Данила вопросительно уставился на Марию.
— Я обещаю им, что буду плакать, — продолжала Мария. — Я должна плакать, чтобы защитить всех от гнева Господнего. А еще я разговариваю с камнями. Но им я говорю другое. Они спрашивают меня, буду ли я плакать и за них. Но им я говорю, что нет. Камням и так очень повезло, ибо они мертвы, а потому их не ожидает ни смерть, ни Страшный Суд. Им не грозит гнев Господень. Я не буду плакать за них, только за живых. Живые нуждаются в моей защите и моих слезах…
Данила смотрел на Марию, слушал эти ее слова — «я должна плакать, чтобы защитить», «очень повезло, ибо они мертвы», — слушал и едва сдерживался, чтобы самому не расплакаться. Он словно в первый раз ее увидел. Она — абсолютный ребенок… Абсолютный ребенок! Ей уже больше двадцати, но она выглядит и говорит как пятилетний ребенок. Данила, кажется, только в эту секунду понял, что перед ним не женщина, а маленькая, совсем маленькая девочка.
— А еще я говорю растениям, — продолжала Мария, — что, когда я умру, о них будет заботиться моя дочка.
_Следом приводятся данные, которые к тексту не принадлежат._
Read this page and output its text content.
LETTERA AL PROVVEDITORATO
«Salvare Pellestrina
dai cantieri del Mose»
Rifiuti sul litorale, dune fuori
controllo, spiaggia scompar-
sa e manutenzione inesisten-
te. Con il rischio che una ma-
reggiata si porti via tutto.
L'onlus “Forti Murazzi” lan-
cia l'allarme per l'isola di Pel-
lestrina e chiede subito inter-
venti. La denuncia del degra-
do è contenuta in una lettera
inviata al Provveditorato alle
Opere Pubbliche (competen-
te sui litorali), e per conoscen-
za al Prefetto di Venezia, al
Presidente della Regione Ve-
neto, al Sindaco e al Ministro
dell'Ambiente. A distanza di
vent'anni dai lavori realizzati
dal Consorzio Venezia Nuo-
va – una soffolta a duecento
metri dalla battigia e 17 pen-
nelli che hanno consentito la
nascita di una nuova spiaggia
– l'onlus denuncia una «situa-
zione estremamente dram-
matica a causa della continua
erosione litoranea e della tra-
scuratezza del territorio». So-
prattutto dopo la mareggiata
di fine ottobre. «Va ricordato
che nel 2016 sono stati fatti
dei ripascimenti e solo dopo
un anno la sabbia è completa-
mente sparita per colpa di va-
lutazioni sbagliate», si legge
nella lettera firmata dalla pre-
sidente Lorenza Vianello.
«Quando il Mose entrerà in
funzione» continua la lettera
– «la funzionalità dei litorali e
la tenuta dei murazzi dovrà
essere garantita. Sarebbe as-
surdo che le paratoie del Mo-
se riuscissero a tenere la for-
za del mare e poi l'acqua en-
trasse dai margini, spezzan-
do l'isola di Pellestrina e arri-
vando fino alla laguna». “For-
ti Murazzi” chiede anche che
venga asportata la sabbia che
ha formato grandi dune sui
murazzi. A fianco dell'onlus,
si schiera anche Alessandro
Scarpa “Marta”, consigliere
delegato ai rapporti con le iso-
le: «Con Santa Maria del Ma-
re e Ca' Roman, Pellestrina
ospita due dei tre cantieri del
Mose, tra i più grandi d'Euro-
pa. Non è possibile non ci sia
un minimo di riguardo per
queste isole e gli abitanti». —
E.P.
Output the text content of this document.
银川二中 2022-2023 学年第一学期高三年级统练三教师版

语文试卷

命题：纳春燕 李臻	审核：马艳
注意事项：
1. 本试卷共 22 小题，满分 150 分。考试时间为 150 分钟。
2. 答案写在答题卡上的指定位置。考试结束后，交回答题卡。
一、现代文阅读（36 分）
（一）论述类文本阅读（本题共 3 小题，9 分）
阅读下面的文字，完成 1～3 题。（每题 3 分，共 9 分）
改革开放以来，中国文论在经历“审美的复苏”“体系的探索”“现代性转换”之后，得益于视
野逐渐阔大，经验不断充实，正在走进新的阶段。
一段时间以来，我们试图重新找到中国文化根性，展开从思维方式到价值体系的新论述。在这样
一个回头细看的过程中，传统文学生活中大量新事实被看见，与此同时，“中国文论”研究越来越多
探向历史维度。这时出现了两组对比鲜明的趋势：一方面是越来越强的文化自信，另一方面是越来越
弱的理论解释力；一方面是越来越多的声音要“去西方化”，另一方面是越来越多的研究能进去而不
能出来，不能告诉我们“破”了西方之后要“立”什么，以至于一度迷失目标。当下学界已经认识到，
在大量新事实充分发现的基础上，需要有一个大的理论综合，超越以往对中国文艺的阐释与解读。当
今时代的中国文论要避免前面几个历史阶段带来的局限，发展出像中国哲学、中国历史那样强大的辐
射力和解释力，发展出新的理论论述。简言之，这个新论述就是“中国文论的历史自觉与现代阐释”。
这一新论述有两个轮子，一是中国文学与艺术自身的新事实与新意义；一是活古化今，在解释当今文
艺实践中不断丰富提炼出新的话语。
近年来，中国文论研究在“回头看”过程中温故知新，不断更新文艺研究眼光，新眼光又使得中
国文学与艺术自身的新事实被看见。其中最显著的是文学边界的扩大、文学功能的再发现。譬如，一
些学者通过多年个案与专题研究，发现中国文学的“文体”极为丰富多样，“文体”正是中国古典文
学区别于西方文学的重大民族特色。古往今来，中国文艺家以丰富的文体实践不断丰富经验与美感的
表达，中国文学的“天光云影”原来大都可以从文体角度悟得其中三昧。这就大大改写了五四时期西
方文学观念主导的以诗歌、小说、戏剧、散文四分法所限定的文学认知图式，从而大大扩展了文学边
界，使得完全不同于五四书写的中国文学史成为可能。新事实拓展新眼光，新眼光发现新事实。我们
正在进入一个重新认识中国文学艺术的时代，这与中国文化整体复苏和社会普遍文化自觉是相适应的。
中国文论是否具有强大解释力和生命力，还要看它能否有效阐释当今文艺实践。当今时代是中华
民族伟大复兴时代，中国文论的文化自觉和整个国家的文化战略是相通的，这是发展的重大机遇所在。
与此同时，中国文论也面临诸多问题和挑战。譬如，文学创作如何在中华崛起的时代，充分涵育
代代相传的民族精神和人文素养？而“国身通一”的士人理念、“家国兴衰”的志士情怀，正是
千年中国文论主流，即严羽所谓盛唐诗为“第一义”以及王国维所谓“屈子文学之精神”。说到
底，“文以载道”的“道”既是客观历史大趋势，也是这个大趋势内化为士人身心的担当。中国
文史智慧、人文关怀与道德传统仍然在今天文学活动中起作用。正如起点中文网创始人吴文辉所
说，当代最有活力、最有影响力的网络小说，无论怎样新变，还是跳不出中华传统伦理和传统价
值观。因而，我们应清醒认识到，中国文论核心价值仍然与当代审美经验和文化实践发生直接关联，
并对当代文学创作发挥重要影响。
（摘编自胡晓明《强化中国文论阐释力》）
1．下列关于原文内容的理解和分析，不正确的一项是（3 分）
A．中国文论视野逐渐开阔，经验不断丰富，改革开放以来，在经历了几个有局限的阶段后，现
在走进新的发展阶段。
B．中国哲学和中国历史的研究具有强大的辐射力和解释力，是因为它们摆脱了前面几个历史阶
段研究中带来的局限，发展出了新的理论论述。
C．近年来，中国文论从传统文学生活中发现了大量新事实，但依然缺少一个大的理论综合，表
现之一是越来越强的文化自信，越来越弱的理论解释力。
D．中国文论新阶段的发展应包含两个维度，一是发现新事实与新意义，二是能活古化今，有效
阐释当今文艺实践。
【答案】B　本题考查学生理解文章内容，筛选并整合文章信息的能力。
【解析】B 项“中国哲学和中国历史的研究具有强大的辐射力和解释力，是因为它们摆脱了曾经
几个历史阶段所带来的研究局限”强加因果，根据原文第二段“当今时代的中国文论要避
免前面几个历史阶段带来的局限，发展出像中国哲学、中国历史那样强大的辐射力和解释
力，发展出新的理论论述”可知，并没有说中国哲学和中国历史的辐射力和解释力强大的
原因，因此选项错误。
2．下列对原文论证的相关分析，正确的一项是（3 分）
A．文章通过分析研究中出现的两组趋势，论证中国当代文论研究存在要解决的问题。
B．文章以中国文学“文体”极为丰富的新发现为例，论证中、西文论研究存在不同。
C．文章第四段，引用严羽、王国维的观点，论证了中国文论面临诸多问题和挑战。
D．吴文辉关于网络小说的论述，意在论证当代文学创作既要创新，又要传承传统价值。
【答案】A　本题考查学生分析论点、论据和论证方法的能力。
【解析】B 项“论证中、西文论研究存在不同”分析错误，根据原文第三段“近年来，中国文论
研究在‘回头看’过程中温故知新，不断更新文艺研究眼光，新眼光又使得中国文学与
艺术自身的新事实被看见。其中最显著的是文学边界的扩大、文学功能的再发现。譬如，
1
Она тоже будет плакать, чтобы защитить их. Господь говорит, что мы должны любить всех. А любовь — это боль и страдания. И если я буду плакать, то не будет войн, не будет насилия, не будет гнева Господнего. Надо проявлять любовь и заботу. Вы научите этому мою дочь, Данила? Ведь правда вы научите ее, когда я умру? Мне сказали, что вы будете оберегать мою дочь, заботиться о ней и помогать ей плакать. Как можно больше… Как можно больше…
— Мария… — прошептал Данила, глотая слезы и борясь с собственным оцепенением. — Мария…
— Блаженная Святая Мария уходит, — раздалось откуда-то сбоку.
Анна схватила Марию за руку и потащила ее за собой.
— Мария! — крикнул Данила ей вслед и попытался догнать, но больные ноги не слушались. — Мария, любовь — это не боль и страдания! Любовь — это другое! Нет, Мария! Слышишь меня?! Это другое!
Анна повернула голову и, не сбавляя шага, посмотрела через плечо на Данилу. Ее лицо было искажено судорогой, и в этом страшном лицевом спазме было все — и ненависть, и презрение, и злоба, и ожесточение. Но если бы раньше это остановило Данилу, испугало, то теперь — нет. Он больше не будет терпеть! Он больше не будет молчать!
— Вы не можете так поступать с нею! — кричал Данила, все еще пытаясь бежать на негнущихся ногах. — Прекратите ей врать! Вы не имеете права!
Несколько человек в черных одеждах тут же появились из-за уступов и колонн атриума и словно свора разъяренных псов бросились к Даниле. Только что он говорил с Марией. А за их разговором следили десятки пар глаз и ушей!
— Любовь — это не боль и страдания! — закричал Данила вслед убегающим женщинам. — Прекратите ей врать! Забота — это не слезы, нет! Прекратите! Как же вы можете?! Как?!
Ощущая свое полное бессилие, невозможность что-либо изменить, Данила упал на колени, закрыл лицо руками и застонал — с болью, с льющейся через край, душераздирающей болью… Его крик глухим эхом толкнул своды зданий, подался вверх, к стеклянному куполу атриума, но и там не смог освободиться. Крик души, застрявший в консервной банке.
— Любовь — это не боль и страдание! Уже ничего более Данила не слышал и не видел вокруг себя — ни бегущих к нему охранников, ни исчезающую за дверьми Анну с Марией. Он ничего не видел и не слышал, а только кричал, кричал, повторяя как молитву:
— Любовь — это другое! Удар тяжелым предметом по голове заставил его замолчать.
Часть третья
Глубокая ночь. Невыносимо жарко. Тяжелая, изматывающая духота. Голова раскалывается от нестерпимой боли.
Данила оглянулся. Узкая улочка. Приземистые здания. Древняя Иудея…
Впереди, там, где улица поднимается вверх и поворачивает, замаячили какие-то тени. Это была целая группа людей — человек семь или восемь. Они оживленно шептались с заговорщицким видом и вдруг, словно по команде, выдвинулись Даниле навстречу.